Buying an older, neglected property to renovate and rent out has been a common pathway toward financial prosperity for many kiwis. Those skilled in the trades are especially well placed to build wealth in this way, given they are able to save money by doing a lot of the renovation work themselves.
It is wise to consider the tax side of things before embarking on this type of project. A recently issued Technical Decision (TDS 24/02) from Inland Revenue highlighted one lesser-known tax implication of this type of “renovate to rent” project.
The issue was decided by the Tax Counsel Office (TCO) and involved the degree to which the costs of renovation could be deducted for income tax purposes.
In this case, the taxpayer bought a block of flats that was quite neglected. After buying the flats, they replaced the kitchen units, added dishwashers and heat pumps, replaced the bathroom fittings, carpets and vinyl, repaired and repainted the walls, and cleaned and repaired the roofs.
The taxpayer then claimed the expenses as a tax deduction on the basis that the work was done to bring the property back to its original condition.

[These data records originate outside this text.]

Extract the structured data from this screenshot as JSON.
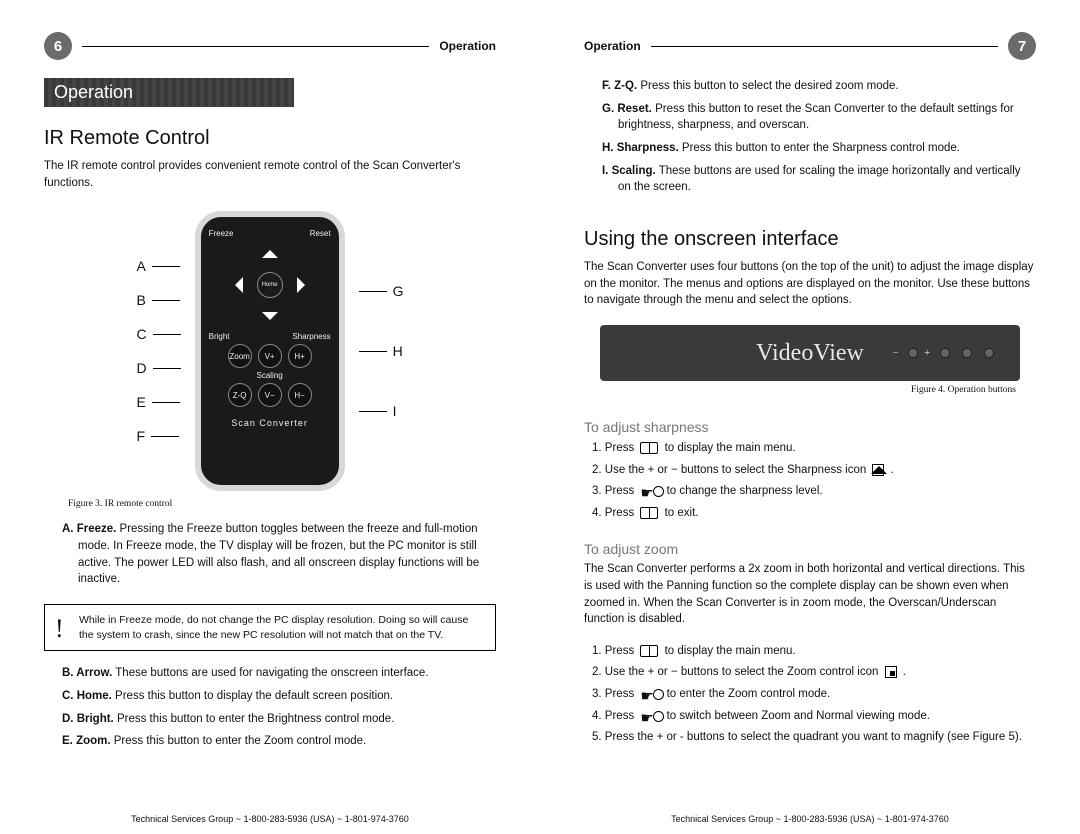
{
  "pages": {
    "left": {
      "number": "6",
      "header": "Operation"
    },
    "right": {
      "number": "7",
      "header": "Operation"
    }
  },
  "section_title": "Operation",
  "ir": {
    "heading": "IR Remote Control",
    "intro": "The IR remote control provides convenient remote control of the Scan Converter's functions.",
    "callouts_left": [
      "A",
      "B",
      "C",
      "D",
      "E",
      "F"
    ],
    "callouts_right": [
      "G",
      "H",
      "I"
    ],
    "remote": {
      "top_left": "Freeze",
      "top_right": "Reset",
      "home": "Home",
      "mid_left": "Bright",
      "mid_right": "Sharpness",
      "btns": [
        "Zoom",
        "V+",
        "H+",
        "Scaling",
        "Z-Q",
        "V−",
        "H−"
      ],
      "brand": "Scan Converter"
    },
    "figcap": "Figure 3. IR remote control",
    "defs_p1": [
      {
        "lead": "A.",
        "term": "Freeze.",
        "text": " Pressing the Freeze button toggles between the freeze and full-motion mode. In Freeze mode, the TV display will be frozen, but the PC monitor is still active. The power LED will also flash, and all onscreen display functions will be inactive."
      }
    ],
    "note": "While in Freeze mode, do not change the PC display resolution. Doing so will cause the system to crash, since the new PC resolution will not match that on the TV.",
    "defs_p2": [
      {
        "lead": "B.",
        "term": "Arrow.",
        "text": " These buttons are used for navigating the onscreen interface."
      },
      {
        "lead": "C.",
        "term": "Home.",
        "text": " Press this button to display the default screen position."
      },
      {
        "lead": "D.",
        "term": "Bright.",
        "text": " Press this button to enter the Brightness control mode."
      },
      {
        "lead": "E.",
        "term": "Zoom.",
        "text": " Press this button to enter the Zoom control mode."
      }
    ]
  },
  "right_defs": [
    {
      "lead": "F.",
      "term": "Z-Q.",
      "text": " Press this button to select the desired zoom mode."
    },
    {
      "lead": "G.",
      "term": "Reset.",
      "text": " Press this button to reset the Scan Converter to the default settings for brightness, sharpness, and overscan."
    },
    {
      "lead": "H.",
      "term": "Sharpness.",
      "text": " Press this button to enter the Sharpness control mode."
    },
    {
      "lead": "I.",
      "term": "Scaling.",
      "text": " These buttons are used for scaling the image horizontally and vertically on the screen."
    }
  ],
  "osi": {
    "heading": "Using the onscreen interface",
    "intro": "The Scan Converter uses four buttons (on the top of the unit) to adjust the image display on the monitor. The menus and options are displayed on the monitor. Use these buttons to navigate through the menu and select the options.",
    "brand": "VideoView",
    "figcap": "Figure 4. Operation buttons",
    "sharp_heading": "To adjust sharpness",
    "sharp_steps": [
      {
        "pre": "Press ",
        "icon": "book",
        "post": " to display the main menu."
      },
      {
        "pre": "Use the + or − buttons to select the Sharpness icon ",
        "icon": "house",
        "post": " ."
      },
      {
        "pre": "Press ",
        "icon": "hand",
        "post": " to change the sharpness level."
      },
      {
        "pre": "Press ",
        "icon": "book",
        "post": " to exit."
      }
    ],
    "zoom_heading": "To adjust zoom",
    "zoom_intro": "The Scan Converter performs a 2x zoom in both horizontal and vertical directions. This is used with the Panning function so the complete display can be shown even when zoomed in. When the Scan Converter is in zoom mode, the Overscan/Underscan function is disabled.",
    "zoom_steps": [
      {
        "pre": "Press ",
        "icon": "book",
        "post": " to display the main menu."
      },
      {
        "pre": "Use the + or − buttons to select the Zoom control icon ",
        "icon": "zoom",
        "post": " ."
      },
      {
        "pre": "Press ",
        "icon": "hand",
        "post": " to enter the Zoom control mode."
      },
      {
        "pre": "Press ",
        "icon": "hand",
        "post": " to switch between Zoom and Normal viewing mode."
      },
      {
        "pre": "Press the + or - buttons to select the quadrant you want to magnify (see Figure 5).",
        "icon": "",
        "post": ""
      }
    ]
  },
  "footer": "Technical Services Group ~ 1-800-283-5936 (USA) ~ 1-801-974-3760"
}
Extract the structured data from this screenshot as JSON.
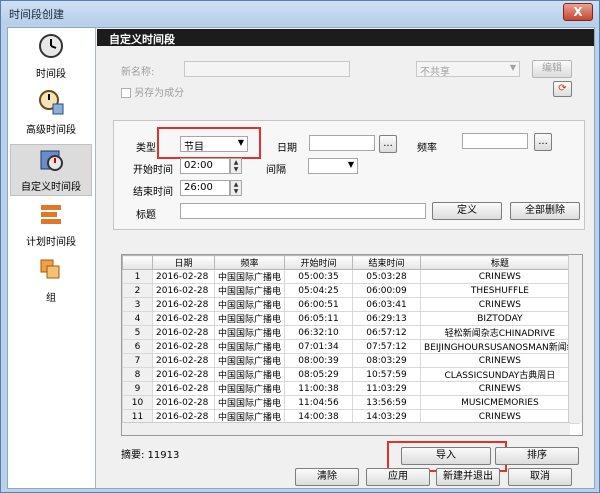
{
  "window": {
    "title": "时间段创建",
    "close": "X"
  },
  "sidebar": {
    "items": [
      {
        "label": "时间段"
      },
      {
        "label": "高级时间段"
      },
      {
        "label": "自定义时间段"
      },
      {
        "label": "计划时间段"
      },
      {
        "label": "组"
      }
    ]
  },
  "header": {
    "title": "自定义时间段"
  },
  "top_form": {
    "name_label": "新名称:",
    "name_value": "",
    "share_select": "不共享",
    "edit_button": "编辑",
    "save_as_component": "另存为成分"
  },
  "filter": {
    "type_label": "类型",
    "type_value": "节目",
    "date_label": "日期",
    "date_value": "",
    "freq_label": "频率",
    "freq_value": "",
    "browse": "...",
    "start_label": "开始时间",
    "start_value": "02:00",
    "interval_label": "间隔",
    "interval_value": "",
    "end_label": "结束时间",
    "end_value": "26:00",
    "title_label": "标题",
    "title_value": "",
    "define_button": "定义",
    "delete_all_button": "全部删除"
  },
  "table": {
    "columns": [
      "",
      "日期",
      "频率",
      "开始时间",
      "结束时间",
      "标题"
    ],
    "rows": [
      [
        "1",
        "2016-02-28",
        "中国国际广播电",
        "05:00:35",
        "05:03:28",
        "CRINEWS"
      ],
      [
        "2",
        "2016-02-28",
        "中国国际广播电",
        "05:04:25",
        "06:00:09",
        "THESHUFFLE"
      ],
      [
        "3",
        "2016-02-28",
        "中国国际广播电",
        "06:00:51",
        "06:03:41",
        "CRINEWS"
      ],
      [
        "4",
        "2016-02-28",
        "中国国际广播电",
        "06:05:11",
        "06:29:13",
        "BIZTODAY"
      ],
      [
        "5",
        "2016-02-28",
        "中国国际广播电",
        "06:32:10",
        "06:57:12",
        "轻松新闻杂志CHINADRIVE"
      ],
      [
        "6",
        "2016-02-28",
        "中国国际广播电",
        "07:01:34",
        "07:57:12",
        "BEIJINGHOURSUSANOSMAN新闻纵"
      ],
      [
        "7",
        "2016-02-28",
        "中国国际广播电",
        "08:00:39",
        "08:03:29",
        "CRINEWS"
      ],
      [
        "8",
        "2016-02-28",
        "中国国际广播电",
        "08:05:29",
        "10:57:59",
        "CLASSICSUNDAY古典周日"
      ],
      [
        "9",
        "2016-02-28",
        "中国国际广播电",
        "11:00:38",
        "11:03:29",
        "CRINEWS"
      ],
      [
        "10",
        "2016-02-28",
        "中国国际广播电",
        "11:04:56",
        "13:56:59",
        "MUSICMEMORIES"
      ],
      [
        "11",
        "2016-02-28",
        "中国国际广播电",
        "14:00:38",
        "14:03:29",
        "CRINEWS"
      ]
    ]
  },
  "summary": {
    "text": "摘要: 11913"
  },
  "actions": {
    "import_button": "导入",
    "sort_button": "排序"
  },
  "footer": {
    "clear": "清除",
    "apply": "应用",
    "create_exit": "新建并退出",
    "cancel": "取消"
  },
  "colors": {
    "highlight": "#e0312a",
    "header": "#1c1c1c"
  }
}
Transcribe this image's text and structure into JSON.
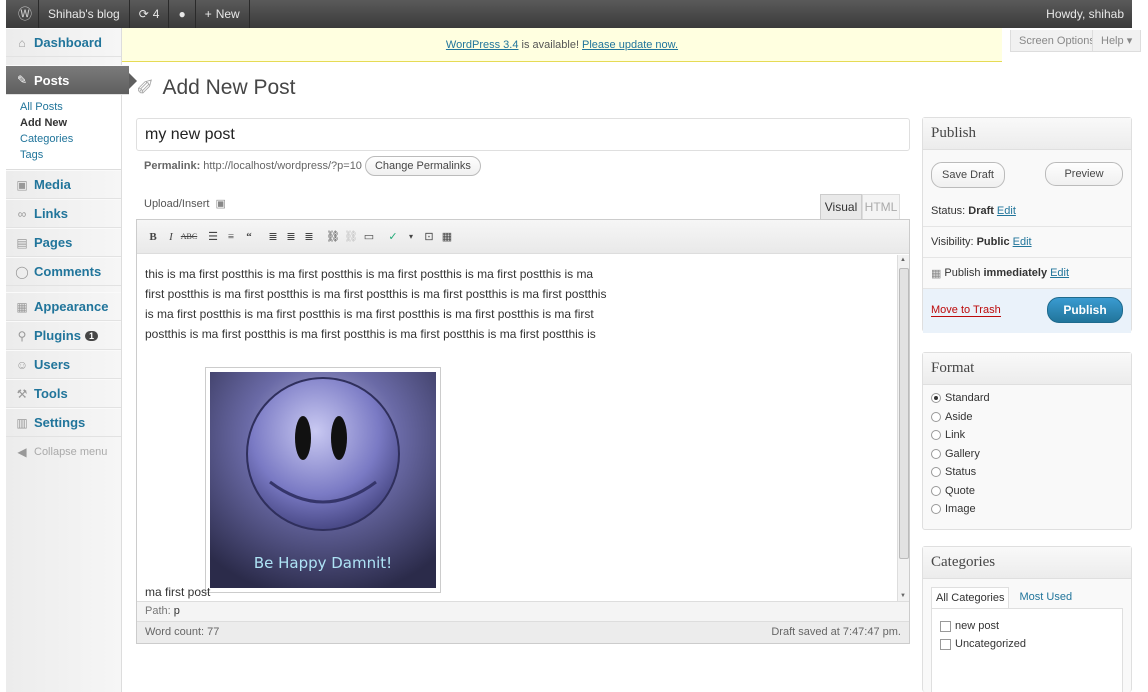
{
  "adminbar": {
    "site_name": "Shihab's blog",
    "updates_count": "4",
    "new_label": "New",
    "howdy": "Howdy, shihab"
  },
  "sidebar": {
    "dashboard": "Dashboard",
    "posts": "Posts",
    "posts_submenu": [
      "All Posts",
      "Add New",
      "Categories",
      "Tags"
    ],
    "media": "Media",
    "links": "Links",
    "pages": "Pages",
    "comments": "Comments",
    "appearance": "Appearance",
    "plugins": "Plugins",
    "plugins_badge": "1",
    "users": "Users",
    "tools": "Tools",
    "settings": "Settings",
    "collapse": "Collapse menu"
  },
  "notice": {
    "update_link": "WordPress 3.4",
    "text": "is available!",
    "cta": "Please update now."
  },
  "screen_options": "Screen Options",
  "help": "Help",
  "page_title": "Add New Post",
  "post": {
    "title": "my new post",
    "permalink_label": "Permalink:",
    "permalink_url": "http://localhost/wordpress/?p=10",
    "change_permalinks": "Change Permalinks",
    "upload_insert": "Upload/Insert",
    "tab_visual": "Visual",
    "tab_html": "HTML",
    "body_lines": [
      "this is ma first postthis is ma first postthis is ma first postthis is ma first postthis is ma",
      "first postthis is ma first postthis is ma first postthis is ma first postthis is ma first postthis",
      "is ma first postthis is ma first postthis is ma first postthis is ma first postthis is ma first",
      "postthis is ma first postthis is ma first postthis is ma first postthis is ma first postthis is"
    ],
    "last_line": "ma first post",
    "image_caption": "Be Happy Damnit!",
    "path_label": "Path:",
    "path_value": "p",
    "word_count": "Word count: 77",
    "draft_saved": "Draft saved at 7:47:47 pm."
  },
  "publish": {
    "title": "Publish",
    "save_draft": "Save Draft",
    "preview": "Preview",
    "status_label": "Status:",
    "status_value": "Draft",
    "visibility_label": "Visibility:",
    "visibility_value": "Public",
    "publish_label": "Publish",
    "publish_value": "immediately",
    "edit": "Edit",
    "move_to_trash": "Move to Trash",
    "publish_button": "Publish"
  },
  "format": {
    "title": "Format",
    "options": [
      "Standard",
      "Aside",
      "Link",
      "Gallery",
      "Status",
      "Quote",
      "Image"
    ],
    "selected": "Standard"
  },
  "categories": {
    "title": "Categories",
    "tab_all": "All Categories",
    "tab_most_used": "Most Used",
    "items": [
      "new post",
      "Uncategorized"
    ]
  }
}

Inland Revenue’s Customer and Compliance Services (CCS) disagreed with this, saying the work done went beyond ordinary repairs and maintenance, and the amount spent on this work was part of the cost of acquisition of the property. In other words, they argued the taxpayer received a discounted purchase price because the properties were not in good order at the time they were bought.
In the end, the TCO decided in favour of Inland Revenue, stating that the expenditure was part of the cost of acquiring the property, and was therefore a capital cost which cannot be deducted.
This case highlights the sometimes murky boundary between what is a capital (non-deductible) expense and what is a revenue (deductible) expense. It is safe to conclude that if you are taking on a “renovate to rent” project, where you are receiving a discount because significant repairs are needed, there is a strong chance these repair costs cannot be fully deducted for income tax.
Given the ability to deduct expenses can make a critical difference to the viability of such projects, giving thought to this issue and talking through your plans with your accountant at the outset may well help avoid surprises down the track.